A "you don't need to know anything about this account other than that these are the things it's not supposed to be able to do" system gives zero shits about the identity of a person, so there's no plausible path for it to gate access behind submission of any identifying documents to any third party.

[0] <https://leginfo.legislature.ca.gov/faces/billTextClient.xhtm...>

It requires you to enter a birth date which is not required to be your birth date. In case of a conflict between the age verification birth date and any other birth date, only the age verification birth date may be used for age appropriateness checks.

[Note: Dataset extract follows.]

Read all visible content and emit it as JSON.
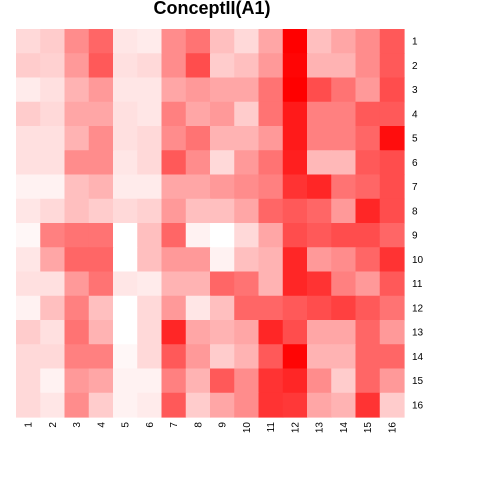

  • Okay? That is not parental controls that are

      [L]egally require[d] ... to be effective and easy-to-use-if-you-take-a-few-minutes-to-read-the-instructions.
    

    Additionally, I expect that -due to kids lying about their ages- within five or ten years, the regs will have "graduated" from self-attestation to ID and biometrics collection. It's likely that other states will require that sort of collection much sooner, causing every US-based company to do that regardless of the existence of less-invasive regs.

    Like, seriously... if "the kids can lie about their age and there are no consequences for lying" is the bar you want to set, just do the 1990's thing where sites and programs have a "Warning! This might not be suitable for kids!" page/screen that has a checkbox that the kids can check or button that they can press that lets them lie that they're over-seventeen and grants them access.

    • I'm not the biggest fan of the current age verification schemes, but I don't think the idea kids can lie about their age differs in the threat model posed under either system. Presumably, under the law, parents would be the ones to create a child account with a non-editable-by-the-child-account age fields which would then be used as a legal source of reference. If you assume the child can create an account without such features or can edit the age themselves, then I don't see why the equivalent threat model in the parental control system would be giving the child control over the parental control toggles rendering it meaningless by simply disabling it.

      That being said, age based restrictions isn't a fine grained control over the system as perhaps one would like but that also would be inherently more complicated to think about from a legislative perspective (e.g. how fine grained and how to categorize possible dangers) and user control perspective when it looks like a lot of parents are looking for a blunt generic button that basically goes "this is agreeable with general practices". This seems more or less how real systems are gated.

      The other issue is that both present privacy challenges but this just a little more so from a fingerprinting perspective. Presumably you need quite a few bits to completely specify the filter whereas age is only a ~1.58 bit field in the CA model. Not really sure how much this matters when there are so many other signals for fingerprinting and we should probably make fingerprinting from it illegal but just some thought.

      > Instead, what we get proposed is a system that cares very much about how old you are, and not one bit about the things that one's guardian understands one needs to be protected from.

      Regarding your linked comment, I think it's a bit strange to say that if legislators really did care about child safety they would mandate fine grained controls instead. I'm not sure what additional fine grained factors you may be thinking of precisely, but we already use age as a gate in real life for many things we consider dangerous so it's quite natural for legislators to transpose those. Our laws already very much care about how old you are.